The D equivalent would really be Array, not Appender. I'm not sure that it's a great idea to use Appender as a container - particularly when there are types specifically intended to be used as containers. Appender is geared specifically towards array building (like StringBuilder in Java, except generalized for all arrays). If it's a container that you're looking for, then I really think that you should use a container.

- Jonathan M Davis
February 23, 2012
On Thursday, 23 February 2012 at 01:36:32 UTC, Juan Manuel Cabo wrote:
> On Thursday, 23 February 2012 at 00:51:38 UTC, Jonathan M Davis wrote:
> [...]
>> If appender ends up with multiple arrays in it, then random access is no longer O(1) and is therefore unacceptable. As such, most sort algorithms wouldn't work with it.
>
> If all I want is binary search on a big appender, then it
> is O(k * n * log(n)), and that k right there doesn't
> bother me. Also, binary search is absolutely not
> cpu cache friendly to begin with.
>
>> Also, your bit about using appender to pass an array around wouldn't work either, because it wouldn't simply be wrapper
>> around an array anymore.
>>
>> - Jonathan M Davis
>
> Yeah, but I don't care about the underlying array.
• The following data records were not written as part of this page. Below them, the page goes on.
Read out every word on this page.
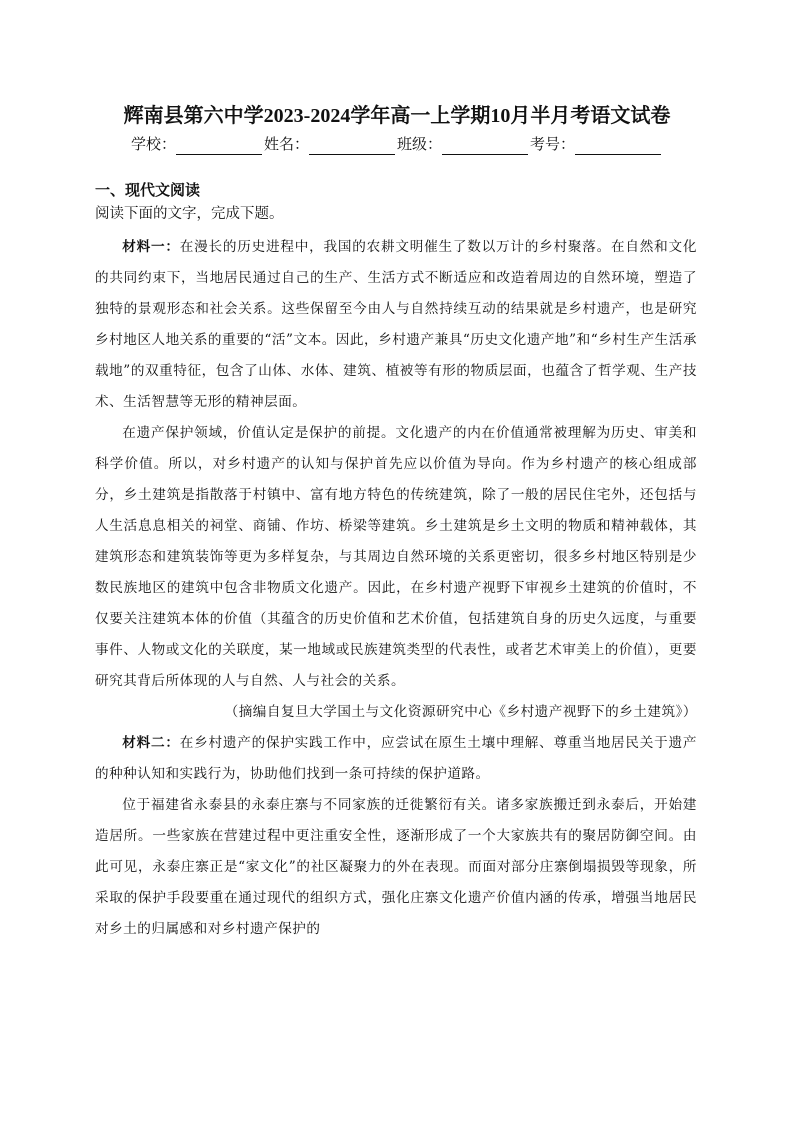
辉南县第六中学2023-2024学年高一上学期10月半月考语文试卷
学校：	姓名：	班级：	考号：
一、现代文阅读
阅读下面的文字，完成下题。

材料一：在漫长的历史进程中，我国的农耕文明催生了数以万计的乡村聚落。在自然和文化的共同约束下，当地居民通过自己的生产、生活方式不断适应和改造着周边的自然环境，塑造了独特的景观形态和社会关系。这些保留至今由人与自然持续互动的结果就是乡村遗产，也是研究乡村地区人地关系的重要的“活”文本。因此，乡村遗产兼具“历史文化遗产地”和“乡村生产生活承载地”的双重特征，包含了山体、水体、建筑、植被等有形的物质层面，也蕴含了哲学观、生产技术、生活智慧等无形的精神层面。

在遗产保护领域，价值认定是保护的前提。文化遗产的内在价值通常被理解为历史、审美和科学价值。所以，对乡村遗产的认知与保护首先应以价值为导向。作为乡村遗产的核心组成部分，乡土建筑是指散落于村镇中、富有地方特色的传统建筑，除了一般的居民住宅外，还包括与人生活息息相关的祠堂、商铺、作坊、桥梁等建筑。乡土建筑是乡土文明的物质和精神载体，其建筑形态和建筑装饰等更为多样复杂，与其周边自然环境的关系更密切，很多乡村地区特别是少数民族地区的建筑中包含非物质文化遗产。因此，在乡村遗产视野下审视乡土建筑的价值时，不仅要关注建筑本体的价值（其蕴含的历史价值和艺术价值，包括建筑自身的历史久远度，与重要事件、人物或文化的关联度，某一地域或民族建筑类型的代表性，或者艺术审美上的价值），更要研究其背后所体现的人与自然、人与社会的关系。

（摘编自复旦大学国土与文化资源研究中心《乡村遗产视野下的乡土建筑》）

材料二：在乡村遗产的保护实践工作中，应尝试在原生土壤中理解、尊重当地居民关于遗产的种种认知和实践行为，协助他们找到一条可持续的保护道路。

位于福建省永泰县的永泰庄寨与不同家族的迁徙繁衍有关。诸多家族搬迁到永泰后，开始建造居所。一些家族在营建过程中更注重安全性，逐渐形成了一个大家族共有的聚居防御空间。由此可见，永泰庄寨正是“家文化”的社区凝聚力的外在表现。而面对部分庄寨倒塌损毁等现象，所采取的保护手段要重在通过现代的组织方式，强化庄寨文化遗产价值内涵的传承，增强当地居民对乡土的归属感和对乡村遗产保护的
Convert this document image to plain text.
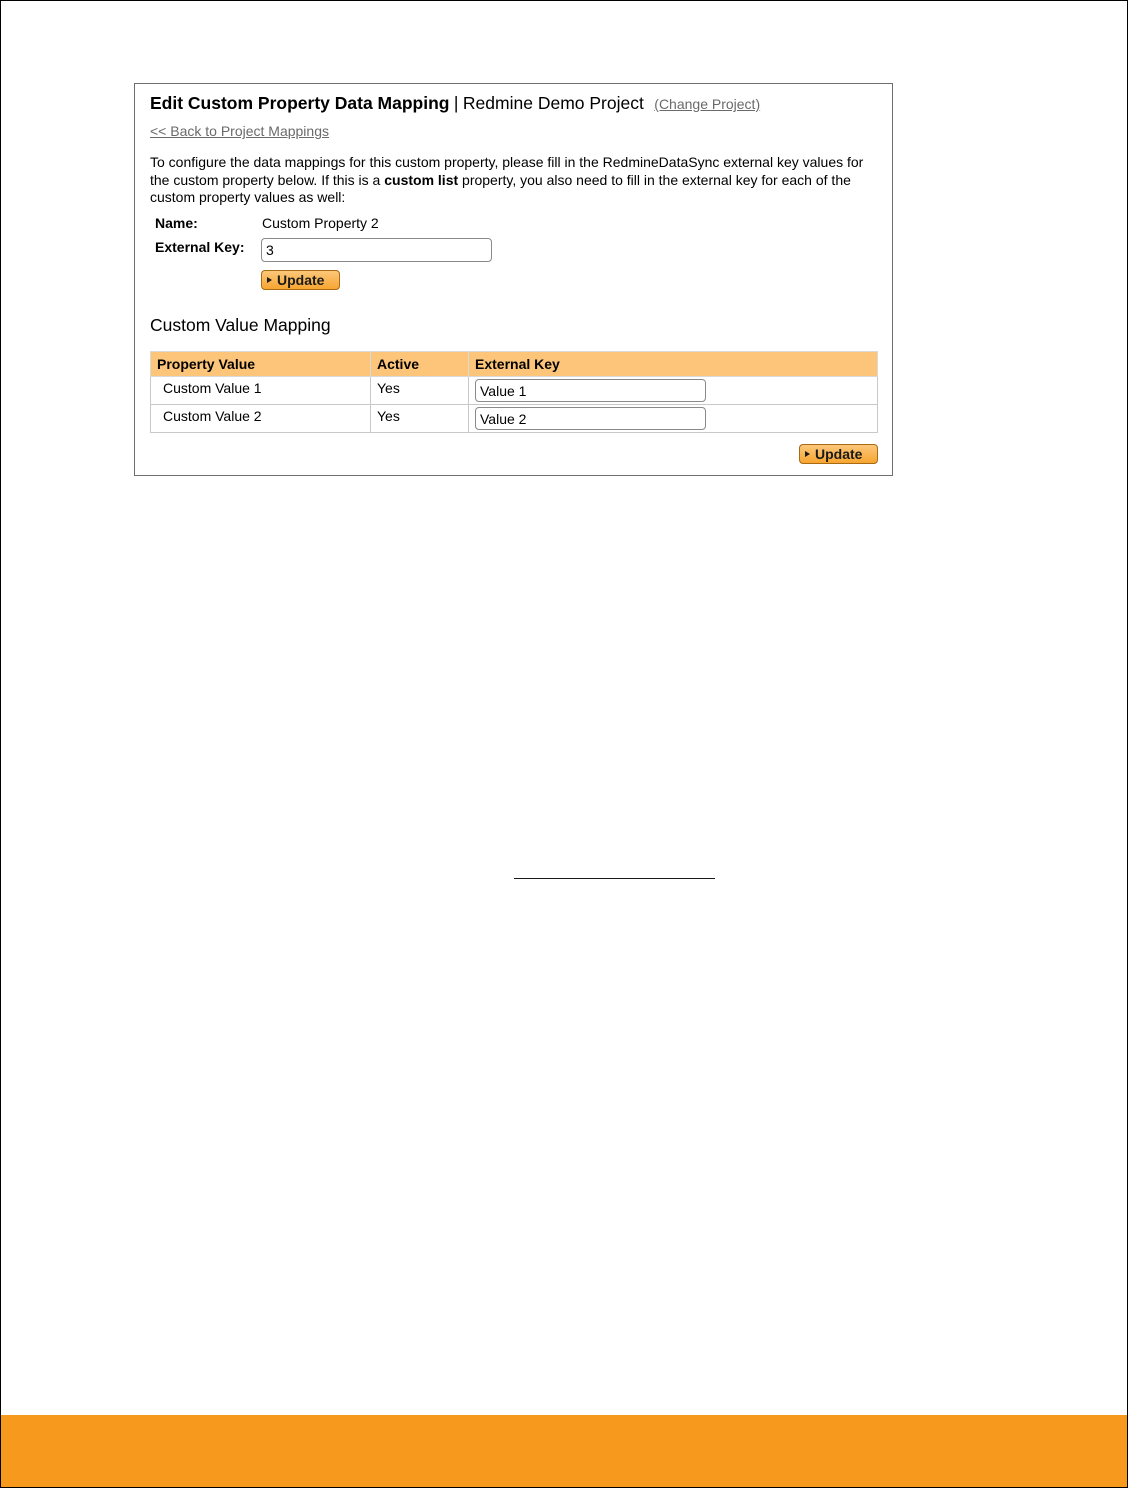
Edit Custom Property Data Mapping | Redmine Demo Project (Change Project)
<< Back to Project Mappings

To configure the data mappings for this custom property, please fill in the RedmineDataSync external key values for the custom property below. If this is a custom list property, you also need to fill in the external key for each of the custom property values as well:

Name:	Custom Property 2
External Key:
3
Update
Custom Value Mapping
Property Value	Active	External Key
Custom Value 1	Yes	Value 1
Custom Value 2	Yes	Value 2
Update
I care
> about multiple places referencing the same Appender. If I
> from any place that references it, it appends to the same
> appender. The Appender "array" has identity. Ranges do not:
>
>      int[] bla = [1,2,3];
>      int[] ble = bla;
>      ble ~= 4;
>      assert(bla.length == 3);
>
> This is very easy to solve with appender.
> This is what happens in Java:
>     ArrayList<Integer> bla = new ArrayList<Integer>();
>     bla.add(1);
>     ArrayList<Integer> ble = bla;
>     ble.add(2);
>     //prints 2
>     System.out.println(Integer.toString(bla.size()));
>     //prints 2
>     System.out.println(Integer.toString(ble.size()));
>
> (yikes, aint that verbose!)
> The ArrayList has identity. It is a class, so that it
> many variables reference the _same_ object.
> (this can be accomplished with structs too though, but
> not with ranges).

I meant ref counted structs.

>
>>
>>
>> P.S. Please don't top post. Replies should go _after_ the preceding message.
>
> Sorry, got it.
>
> --jm


February 23, 2012
On Wed, 22 Feb 2012 19:57:37 -0600, Jonathan M Davis <jmdavisProg@gmx.com> wrote:

> On Thursday, February 23, 2012 02:36:31 Juan Manuel Cabo wrote:
>> Yeah, but I don't care about the underlying array. I care
>> about multiple places referencing the same Appender. If I
>> from any place that references it, it appends to the same
>> appender. The Appender "array" has identity. Ranges do not:
>>
>> int[] bla = [1,2,3];
>> int[] ble = bla;
>> ble ~= 4;
>> assert(bla.length == 3);
>>
>> This is very easy to solve with appender.
>> This is what happens in Java:
>> ArrayList<Integer> bla = new ArrayList<Integer>();
>> bla.add(1);
>> ArrayList<Integer> ble = bla;
>> ble.add(2);
>> //prints 2
>> System.out.println(Integer.toString(bla.size()));
>> //prints 2
>> System.out.println(Integer.toString(ble.size()));
>>
>> (yikes, aint that verbose!)
>> The ArrayList has identity. It is a class, so that it
>> many variables reference the _same_ object.
>> (this can be accomplished with structs too though, but
>> not with ranges).
>
> The D equivalent would really be Array, not Appender. I'm not sure that it's a
> great idea to use Appender as a container - particularly when there are types
> specifically intended to be used as containers. Appender is geared specifically
> towards array building (like StringBuilder in Java, except generalized for all
> arrays). If it's a container that you're looking for, then I really think that
> you should use a container.
>
> - Jonathan M Davis

StringBuilder in .Net is implemented using lists and doesn't expose iteration nor indexing; why are we worrying about the indexing and container performance of D's appender?